I mean, why couldn't my boyfriend say, OK, Dear, go, run like the wind, explore the world, see other men, and I won't hate you, you can call me, I'll still be there. I can't be a free spirit and be with him at the same time, and I can't let go of him.
I Cannot for the Fucking Life of Me Make a Real Decision
Dear Indecisive,
Let's be clear about what a decision is. A decision is a done deal. It's not a bid, or a bluff, or an experiment; it's a commitment to a course of action. When a runner fakes to the left, that's not a decision, that's a gesture intended to induce a decision by the opposition. The runner uses the fake to clear the field for himself; it's a way of gaining power and flummoxing the opposition.
What you've been doing is throwing fakes.
The person who refuses to commit gains a temporary advantage; he can sit back and wait and see what the opposition does.

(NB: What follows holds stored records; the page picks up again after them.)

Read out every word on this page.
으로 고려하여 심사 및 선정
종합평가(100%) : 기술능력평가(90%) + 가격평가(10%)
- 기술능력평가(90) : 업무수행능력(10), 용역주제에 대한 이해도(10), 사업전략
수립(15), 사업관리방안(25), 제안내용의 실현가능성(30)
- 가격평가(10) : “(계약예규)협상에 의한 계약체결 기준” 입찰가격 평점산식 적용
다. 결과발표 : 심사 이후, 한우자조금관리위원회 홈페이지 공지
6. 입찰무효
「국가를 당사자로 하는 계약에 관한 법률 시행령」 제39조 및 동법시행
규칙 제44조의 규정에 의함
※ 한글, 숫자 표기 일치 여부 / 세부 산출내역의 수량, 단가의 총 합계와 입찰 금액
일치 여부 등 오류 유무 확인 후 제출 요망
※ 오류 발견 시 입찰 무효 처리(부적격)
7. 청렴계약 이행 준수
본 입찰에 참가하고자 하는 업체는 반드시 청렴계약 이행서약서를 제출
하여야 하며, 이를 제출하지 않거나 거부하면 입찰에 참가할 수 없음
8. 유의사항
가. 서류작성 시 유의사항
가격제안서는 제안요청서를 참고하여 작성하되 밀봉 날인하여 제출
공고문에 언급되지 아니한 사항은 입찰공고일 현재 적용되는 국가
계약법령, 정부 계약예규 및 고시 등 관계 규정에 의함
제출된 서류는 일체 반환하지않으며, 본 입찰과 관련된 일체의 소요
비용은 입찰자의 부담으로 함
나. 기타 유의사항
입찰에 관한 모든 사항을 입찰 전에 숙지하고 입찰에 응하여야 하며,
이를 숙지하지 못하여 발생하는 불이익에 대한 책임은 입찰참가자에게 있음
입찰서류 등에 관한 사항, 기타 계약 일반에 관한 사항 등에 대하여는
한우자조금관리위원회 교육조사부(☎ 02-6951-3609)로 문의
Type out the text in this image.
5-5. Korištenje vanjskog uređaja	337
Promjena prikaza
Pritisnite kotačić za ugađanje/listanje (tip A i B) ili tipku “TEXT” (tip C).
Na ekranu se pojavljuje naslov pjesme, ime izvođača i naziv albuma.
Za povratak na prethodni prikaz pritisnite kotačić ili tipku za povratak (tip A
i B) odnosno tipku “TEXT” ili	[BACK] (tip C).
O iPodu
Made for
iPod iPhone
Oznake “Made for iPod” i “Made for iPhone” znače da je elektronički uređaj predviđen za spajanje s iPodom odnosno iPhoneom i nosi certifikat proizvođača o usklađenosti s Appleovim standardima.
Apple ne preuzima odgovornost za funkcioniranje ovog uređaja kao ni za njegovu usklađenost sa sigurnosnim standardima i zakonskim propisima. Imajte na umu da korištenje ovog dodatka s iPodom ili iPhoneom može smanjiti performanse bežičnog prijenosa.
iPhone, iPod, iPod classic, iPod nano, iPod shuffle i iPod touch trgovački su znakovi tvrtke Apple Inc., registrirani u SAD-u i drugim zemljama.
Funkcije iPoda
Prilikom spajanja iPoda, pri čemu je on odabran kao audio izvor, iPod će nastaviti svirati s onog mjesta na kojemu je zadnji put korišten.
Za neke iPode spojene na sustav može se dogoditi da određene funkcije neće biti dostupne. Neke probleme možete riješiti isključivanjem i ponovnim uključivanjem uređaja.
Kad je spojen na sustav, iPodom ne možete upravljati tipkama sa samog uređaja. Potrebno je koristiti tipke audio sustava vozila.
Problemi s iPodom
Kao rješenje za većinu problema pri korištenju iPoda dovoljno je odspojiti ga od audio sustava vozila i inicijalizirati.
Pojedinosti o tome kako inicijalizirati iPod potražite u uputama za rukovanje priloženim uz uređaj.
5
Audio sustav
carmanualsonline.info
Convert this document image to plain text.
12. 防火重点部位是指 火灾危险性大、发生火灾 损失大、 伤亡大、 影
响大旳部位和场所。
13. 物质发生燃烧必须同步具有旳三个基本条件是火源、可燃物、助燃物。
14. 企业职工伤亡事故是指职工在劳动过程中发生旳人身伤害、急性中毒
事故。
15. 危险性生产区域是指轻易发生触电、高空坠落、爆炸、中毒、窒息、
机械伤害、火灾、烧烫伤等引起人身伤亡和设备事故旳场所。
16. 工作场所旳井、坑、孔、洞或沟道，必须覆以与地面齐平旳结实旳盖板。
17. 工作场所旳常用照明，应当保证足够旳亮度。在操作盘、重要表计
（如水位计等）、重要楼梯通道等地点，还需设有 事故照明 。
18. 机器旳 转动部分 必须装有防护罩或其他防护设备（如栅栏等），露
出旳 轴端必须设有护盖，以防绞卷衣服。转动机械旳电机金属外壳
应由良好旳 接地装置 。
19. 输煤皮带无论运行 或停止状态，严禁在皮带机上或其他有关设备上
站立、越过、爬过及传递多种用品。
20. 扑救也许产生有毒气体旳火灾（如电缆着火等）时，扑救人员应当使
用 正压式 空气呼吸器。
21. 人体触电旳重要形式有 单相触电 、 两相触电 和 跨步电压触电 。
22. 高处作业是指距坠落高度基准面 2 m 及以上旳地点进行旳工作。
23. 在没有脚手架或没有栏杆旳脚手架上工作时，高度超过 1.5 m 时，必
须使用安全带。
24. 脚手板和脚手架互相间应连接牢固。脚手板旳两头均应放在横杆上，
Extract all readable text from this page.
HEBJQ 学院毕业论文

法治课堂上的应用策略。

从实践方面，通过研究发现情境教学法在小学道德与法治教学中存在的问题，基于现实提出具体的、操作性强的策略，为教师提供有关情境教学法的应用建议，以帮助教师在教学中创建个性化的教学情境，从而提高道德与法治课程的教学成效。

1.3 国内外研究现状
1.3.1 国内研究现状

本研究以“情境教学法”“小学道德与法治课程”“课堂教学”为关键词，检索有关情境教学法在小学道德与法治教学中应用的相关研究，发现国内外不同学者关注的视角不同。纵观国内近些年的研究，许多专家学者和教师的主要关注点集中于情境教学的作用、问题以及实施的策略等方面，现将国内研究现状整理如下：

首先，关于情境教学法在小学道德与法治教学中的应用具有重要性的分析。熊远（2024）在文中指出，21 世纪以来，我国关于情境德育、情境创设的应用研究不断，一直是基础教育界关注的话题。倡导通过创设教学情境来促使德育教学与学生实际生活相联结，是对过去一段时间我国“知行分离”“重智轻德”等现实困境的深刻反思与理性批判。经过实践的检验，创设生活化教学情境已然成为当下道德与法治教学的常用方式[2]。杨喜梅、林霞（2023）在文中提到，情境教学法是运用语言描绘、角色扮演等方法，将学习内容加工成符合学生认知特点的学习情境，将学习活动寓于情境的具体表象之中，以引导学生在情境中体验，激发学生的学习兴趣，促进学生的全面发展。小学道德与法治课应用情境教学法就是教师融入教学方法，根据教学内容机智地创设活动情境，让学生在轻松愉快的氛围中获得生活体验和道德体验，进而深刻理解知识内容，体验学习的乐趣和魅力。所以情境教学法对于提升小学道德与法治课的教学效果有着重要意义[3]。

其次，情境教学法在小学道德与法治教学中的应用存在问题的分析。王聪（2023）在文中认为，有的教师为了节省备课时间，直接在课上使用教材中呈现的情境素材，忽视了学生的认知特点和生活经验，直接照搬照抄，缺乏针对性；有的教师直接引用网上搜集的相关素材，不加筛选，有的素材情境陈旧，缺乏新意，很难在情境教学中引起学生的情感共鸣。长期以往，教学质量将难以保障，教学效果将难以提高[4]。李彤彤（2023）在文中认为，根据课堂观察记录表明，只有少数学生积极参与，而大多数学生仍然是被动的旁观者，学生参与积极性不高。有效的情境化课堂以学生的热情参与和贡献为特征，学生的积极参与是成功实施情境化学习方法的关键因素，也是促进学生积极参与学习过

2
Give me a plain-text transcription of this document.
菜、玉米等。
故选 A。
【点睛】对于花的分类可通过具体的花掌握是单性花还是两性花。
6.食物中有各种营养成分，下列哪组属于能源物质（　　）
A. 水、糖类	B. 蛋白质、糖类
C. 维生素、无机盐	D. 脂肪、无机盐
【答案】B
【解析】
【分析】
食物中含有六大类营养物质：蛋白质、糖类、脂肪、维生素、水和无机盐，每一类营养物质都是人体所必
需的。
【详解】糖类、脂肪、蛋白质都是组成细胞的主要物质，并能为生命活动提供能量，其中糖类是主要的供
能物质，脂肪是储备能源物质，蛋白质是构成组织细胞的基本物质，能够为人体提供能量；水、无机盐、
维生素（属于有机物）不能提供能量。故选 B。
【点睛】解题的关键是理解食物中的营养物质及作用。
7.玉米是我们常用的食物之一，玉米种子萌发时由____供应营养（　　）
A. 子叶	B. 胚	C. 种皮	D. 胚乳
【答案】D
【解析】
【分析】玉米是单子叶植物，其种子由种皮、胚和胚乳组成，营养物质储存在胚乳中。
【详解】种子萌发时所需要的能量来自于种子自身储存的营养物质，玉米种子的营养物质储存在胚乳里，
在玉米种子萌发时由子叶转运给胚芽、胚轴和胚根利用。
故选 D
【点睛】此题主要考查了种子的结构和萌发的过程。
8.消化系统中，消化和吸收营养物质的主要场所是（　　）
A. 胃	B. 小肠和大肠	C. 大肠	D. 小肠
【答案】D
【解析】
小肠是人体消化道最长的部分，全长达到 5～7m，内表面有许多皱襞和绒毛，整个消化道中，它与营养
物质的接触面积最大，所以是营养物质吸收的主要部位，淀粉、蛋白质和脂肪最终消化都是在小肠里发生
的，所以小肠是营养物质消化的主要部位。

But eventually, if you don't commit to a course of action, you get crushed with singularly professional violence.
The only difference between taking a flight to Rome and breaking up with your boyfriend is that on the flight to Rome you can't turn the plane around just because you start to feel scared about Portugal or rejected by London. When you make an adult decision, you stay on course, just as though there were a strong-jawed, mustachioed pilot up there saying, "Sorry, Ma'am, you bought your ticket to Rome, start speaking Italian."
Your behavior so far has not been good. It sounds to me as if you have equivocated and practiced self-deception in order to avoid making decisions and following through on them. You are living in a world of suspended wish-fulfillment and unrealistic expectations; your boyfriend is not likely to say, "Fly, free spirit! I'll always be here for you!" So what you have to do is stop pretending that things just happen to you. You are doing all this. Own up to it. If you don't want to be married, don't live as though you were married. If you feel trapped in your relationship, end it.
Buy a ticket to a breakup and get onboard.